In March, Broomfield-based Vail Resorts CEO Robert Katz said this has been the “most difficult weather environment in the Rockies we have ever seen” during a call with investors, adding it was worse than 2012.
In Vail’s latest ski season report, the company said visits to its Rockies resorts declined by 25%. Overall, lift revenues were down 5.6% for the season, ski schools down by 12%, dining down 11.7% and shopping and rentals were down by 6.6%.
It’s in line with the regional data from the ski association, which recorded visits to the Rockies fell by more than 24% compared to the previous year.

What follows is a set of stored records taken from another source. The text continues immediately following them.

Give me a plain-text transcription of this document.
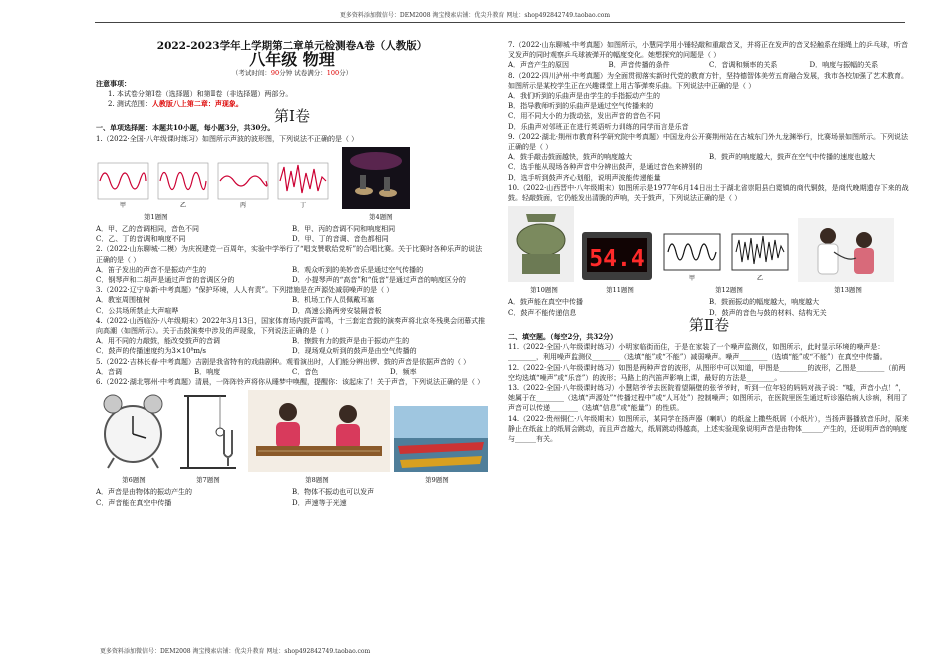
更多资料添加微信号：DEM2008 淘宝搜索店铺：优尖升教育 网址：shop492842749.taobao.com

2022-2023学年上学期第二章单元检测卷A卷（人教版）

八年级 物理

（考试时间：90分钟 试卷满分：100分）

注意事项：

1. 本试卷分第Ⅰ卷（选择题）和第Ⅱ卷（非选择题）两部分。

2. 测试范围：人教版八上第二章：声现象。

第Ⅰ卷

一、单项选择题：本题共10小题，每小题3分，共30分。

1.（2022·全国·八年级课时练习）如图所示声波的波形图，下列说法不正确的是（ ）

甲	乙	丙	丁
第1题图	第4题图
A．甲、乙的音调相同，音色不同	B．甲、丙的音调不同和响度相同
C．乙、丁的音调和响度不同	D．甲、丁的音调、音色都相同

2.（2022·山东聊城·二模）为庆祝建党一百周年，实验中学举行了“唱支赞歌给党听”的合唱比赛。关于比赛时各种乐声的说法正确的是（ ）

A．笛子发出的声音不是振动产生的	B．观众听到的美妙音乐是通过空气传播的
C．钢琴声和二胡声是通过声音的音调区分的	D．小提琴声的“高音”和“低音”是通过声音的响度区分的

3.（2022·辽宁阜新·中考真题）“保护环境，人人有责”。下列措施是在声源处减弱噪声的是（ ）

A．教室周围植树	B．机场工作人员佩戴耳塞
C．公共场所禁止大声喧哗	D．高速公路两旁安装隔音板

4.（2022·山西临汾·八年级期末）2022年3月13日，国家体育场内鼓声雷鸣，十三套定音鼓的演奏声将北京冬残奥会闭幕式推向高潮（如图所示）。关于击鼓演奏中涉及的声现象，下列说法正确的是（ ）

A．用不同的力敲鼓，能改变鼓声的音调	B．擦鼓有力的鼓声是由于振动产生的
C．鼓声的传播速度约为3×10⁸m/s	D．现场观众听到的鼓声是由空气传播的

5.（2022·吉林长春·中考真题）吉剧是我省特有的戏曲剧种。观看演出时，人们能分辨出锣、鼓的声音是依据声音的（ ）

A．音调	B．响度	C．音色	D．频率

6.（2022·湖北鄂州·中考真题）清晨，一阵阵铃声将你从睡梦中唤醒，提醒你：该起床了！关于声音，下列说法正确的是（ ）

第6题图	第7题图	第8题图	第9题图
A．声音是由物体的振动产生的	B．物体不振动也可以发声
C．声音能在真空中传播	D．声速等于光速

7.（2022·山东聊城·中考真题）如图所示，小慧同学用小锤轻敲和重敲音叉，并将正在发声的音叉轻触系在细绳上的乒乓球，听音叉发声的同时观察乒乓球被弹开的幅度变化。她想探究的问题是（ ）

A．声音产生的原因	B．声音传播的条件	C．音调和频率的关系	D．响度与振幅的关系

8.（2022·四川泸州·中考真题）为全面贯彻落实新时代党的教育方针，坚持德智体美劳五育融合发展，我市各校加强了艺术教育。如图所示是某校学生正在兴趣课堂上用古筝弹奏乐曲。下列说法中正确的是（ ）

A．我们听到的乐曲声是由学生的手指振动产生的

B．指导教师听到的乐曲声是通过空气传播来的

C．用不同大小的力拨动弦，发出声音的音色不同

D．乐曲声对邻班正在进行英语听力训练的同学而言是乐音

9.（2022·湖北·荆州市教育科学研究院中考真题）中国龙舟公开赛荆州站在古城东门外九龙渊举行，比赛场景如图所示。下列说法正确的是（ ）

A．鼓手敲击鼓面越快，鼓声的响度越大	B．鼓声的响度越大，鼓声在空气中传播的速度也越大

C．选手能从现场各种声音中分辨出鼓声，是通过音色来辨别的

D．选手听到鼓声齐心划船，说明声波能传递能量

10.（2022·山西晋中·八年级期末）如图所示是1977年6月14日出土于湖北省崇阳县白霓镇的商代铜鼓，是商代晚期遗存下来的战鼓。轻敲鼓面，它仍能发出清脆的声响，关于鼓声，下列说法正确的是（ ）

54.4
甲	乙
第10题图	第11题图	第12题图	第13题图
A．鼓声能在真空中传播	B．鼓面振动的幅度越大，响度越大
C．鼓声不能传递信息	D．鼓声的音色与鼓的材料、结构无关

第Ⅱ卷

二、填空题。（每空2分，共32分）

11.（2022·全国·八年级课时练习）小明家临街而住，于是在家装了一个噪声监测仪，如图所示，此时显示环境的噪声是：________，利用噪声监测仪________（选填“能”或“不能”）减弱噪声。噪声________（选填“能”或“不能”）在真空中传播。

12.（2022·全国·八年级课时练习）如图是两种声音的波形，从图形中可以知道，甲图是________的波形，乙图是________（前两空均选填“噪声”或“乐音”）的波形；马路上的汽笛声影响上课，最好的方法是________。

13.（2022·全国·八年级课时练习）小慧陪爷爷去医院看望隔壁的张爷爷时，听到一位年轻的妈妈对孩子说：“嘘，声音小点！”，她属于在________（选填“声源处”“传播过程中”或“人耳处”）控制噪声；如图所示，在医院里医生通过听诊器给病人诊病，利用了声音可以传递________（选填“信息”或“能量”）的性质。

14.（2022·贵州铜仁·八年级期末）如图所示，某同学在扬声器（喇叭）的纸盆上撒些纸屑（小纸片），当扬声器播放音乐时，原来静止在纸盆上的纸屑会跳动，而且声音越大，纸屑跳动得越高，上述实验现象说明声音是由物体______产生的，还说明声音的响度与______有关。

更多资料添加微信号：DEM2008 淘宝搜索店铺：优尖升教育 网址：shop492842749.taobao.com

Historically, the NSAA said snowfall trends have heavily influenced the number of visits to mountain communities that rely on ski tourism. The average snowfall across the U.S. was down to 112 inches this year, compared to the 10-year average of 169 inches.
Yet, even with the low snowfall, the association said operating days declined “modestly” as more investments in snowmaking and resort infrastructure have continued to attract visitors. The association says the industry is poised to have a healthy rebound next year — if more snow comes back.
“We’ve seen time and again that a lower-snow season is often followed by a strong rebound,” Reitzell said. “With continued investment, a stable base of participants, and the passion that drives skiers and snowboarders, we’re already looking ahead to next season.”